Abstract

Iron deficiency is common in inflammatory bowel disease (IBD). Anecdotal evidence suggests that oral iron is poorly tolerated and may exacerbate disease activity in patients with IBD. AIM The aim of this study was to retrospectively compare usage, tolerance, and efficacy of oral iron therapy in patients with IBD and noninflammatory causes of iron deficiency. Case records of 277 patients with IBD and 24 non-IBD iron-deficient control patients covering a 4-year period were retrospectively analyzed. Fifty-three of 277 (19%) of the patients with IBD studied had received oral iron.

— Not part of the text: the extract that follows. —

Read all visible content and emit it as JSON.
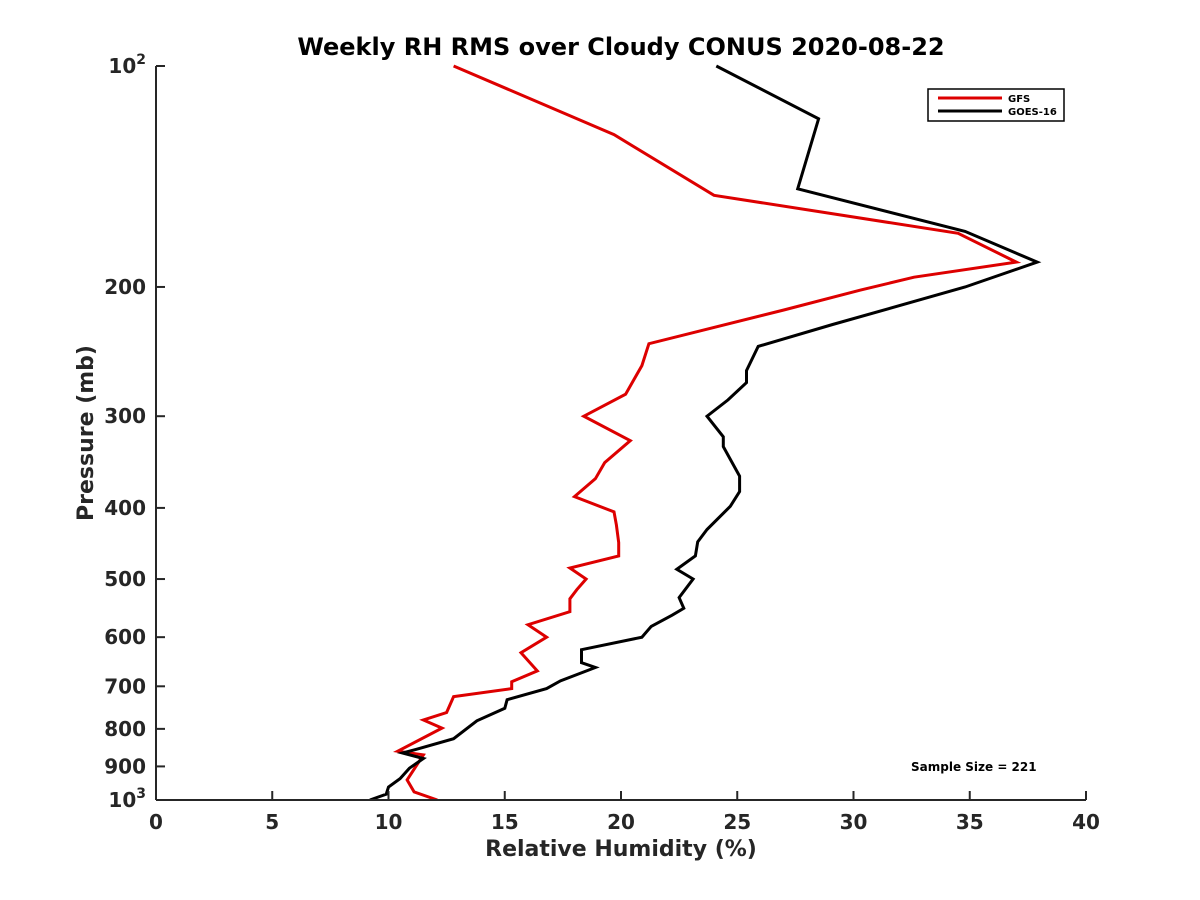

In only 40% of the patients who had IBD and 63% of the patients who did not (p = not significant) was iron deficiency formally confirmed before treatment. Intolerance to iron was reported in only 25% of the patients who had IBD and 17% of the patients who did not (p = not significant). In only two of eight adequately monitored iron-intolerant patients with IBD was iron therapy associated with an increase in inflammatory markers. When formally checked, iron repletion was successfully achieved as frequently in patients who had IBD (59%) as in patients who did not (45%). Iron therapy is often used without a formal diagnosis of iron deficiency having been made, at least in part because of the difficulty in making this diagnosis using ferritin, an acute-phase protein. Patients with IBD are no more intolerant of oral iron than other patients and have similar rates of repletion.